Eating Local for Urban Families. Gluten-free and Dairy-free, too!

Wednesday, September 26

Keeping Perspective

What happened to September? Oh, I know: school started, clients came back from vacation, and I had to get back to work. I love my work and I’m so lucky to be able to do it at home and spend so much time with my kids. But it interferes with my blogging.

Last Saturday, while Clara and Aaron were off at a birthday party, Iris and I took the bus up to Peninsula Park for the Green Sprouts Organic Baby and Family Fest. We ran into our Alma midwives, Cynthia from Zoom Baby Gear Cloth Diapers. I will always be grateful to the women at Alma for supporting me through my pregnancy and to Cyn for loaning me the cloth dipes that got Clara potty trained. I also made friends with a woman at the Flexcar booth and signed up for a membership! I’m thinking of selling my car. More on this later.

One of the best parts of the event was meeting Heather and Renee from EnviroMom. They've got all kinds of ideas and insights that make your life a little bit greener. I’d heard of them a few months back when they got some local press and loved their style. As I’ve written about before I can become obsessed and single-minded about my food values, despite what I preach: Every little bit helps. I truly need some like-minded friends to help me keep my perspective!

How have we been doing with the Eat Local Challenge? Still, pretty good. I mean, I’m sticking to the plan and not buying much that isn’t absolutely local. All of our produce, meat and eggs are from Oregon and Washington. I tried to go a little while without corn tortillas and gluten-free bread, and I may have been able to live on wild rice and potatoes, but this wasn’t working with Aaron’s or Clara’s bag lunches so I bought more today.

I’ve also been out on business meetings and kid outings quite a bit and I know not all of what I’m eating is locally made. Still, I’ve stuck to local companies, keeping the dollars in the community. I think my biggest transgression was buying corndogs for the girls and me (I know, likely not even gluten-free) at the Oregon Zoo. We joined friends there in the morning and I really didn’t think the kids would hold up long enough for lunch. But they did, little buggers, and I had to feed them. We’d already polished off the cheese and strawberries I’d brought along. I admit those dogs were yummy. But! The Zoo did offer local apples, which we happily munched.

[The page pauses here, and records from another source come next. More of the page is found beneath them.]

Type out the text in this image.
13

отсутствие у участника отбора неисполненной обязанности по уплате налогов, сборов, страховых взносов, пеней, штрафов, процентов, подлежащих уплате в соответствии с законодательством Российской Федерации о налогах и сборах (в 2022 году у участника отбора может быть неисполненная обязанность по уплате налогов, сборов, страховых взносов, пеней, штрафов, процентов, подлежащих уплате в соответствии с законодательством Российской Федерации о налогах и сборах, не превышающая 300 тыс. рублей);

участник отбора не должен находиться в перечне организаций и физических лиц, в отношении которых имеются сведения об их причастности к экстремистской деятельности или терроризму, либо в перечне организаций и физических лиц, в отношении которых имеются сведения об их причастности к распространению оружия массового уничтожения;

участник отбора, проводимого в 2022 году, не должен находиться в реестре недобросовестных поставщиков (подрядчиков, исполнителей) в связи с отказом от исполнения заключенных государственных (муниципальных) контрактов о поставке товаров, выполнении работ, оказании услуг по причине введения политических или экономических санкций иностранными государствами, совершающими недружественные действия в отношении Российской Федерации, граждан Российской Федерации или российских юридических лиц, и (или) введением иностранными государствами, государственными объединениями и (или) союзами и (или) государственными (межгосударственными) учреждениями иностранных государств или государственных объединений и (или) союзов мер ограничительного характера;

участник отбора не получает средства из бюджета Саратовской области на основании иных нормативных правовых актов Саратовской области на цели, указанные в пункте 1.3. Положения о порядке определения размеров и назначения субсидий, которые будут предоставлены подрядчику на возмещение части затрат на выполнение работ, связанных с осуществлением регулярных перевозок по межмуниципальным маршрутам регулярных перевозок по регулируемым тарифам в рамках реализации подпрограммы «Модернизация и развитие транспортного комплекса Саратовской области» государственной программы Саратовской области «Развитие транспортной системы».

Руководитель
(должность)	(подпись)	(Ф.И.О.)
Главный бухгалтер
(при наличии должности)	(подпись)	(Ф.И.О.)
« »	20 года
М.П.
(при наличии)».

Some days I feel like we’re not eating any more locally than we were before the challenge. Then I realize that we’ve done fine without packaged pasta, tuna fish, and rice bars for the kids, which is new for us. (Although today, at New Seasons, Clara specifically asked for “something that comes in a wrapper.”) And while I haven’t taken meticulous notes on my spending in the last 10 days, I only spent about $12 at the farmers market last week, and about about $80 at New Seasons. We’ve done a good job of working with what we’ve got. And less is going to waste.

I tried to make our exceptions workable for our family so that this could be a sustainable practice, not just a one-time challenge. We may be getting there.

1 comment:

zchamu said...

Shannon from ThreeSeven here, and yes, you have it right! I love your eat local challenge, I want to do it too, I'm just so... lazy.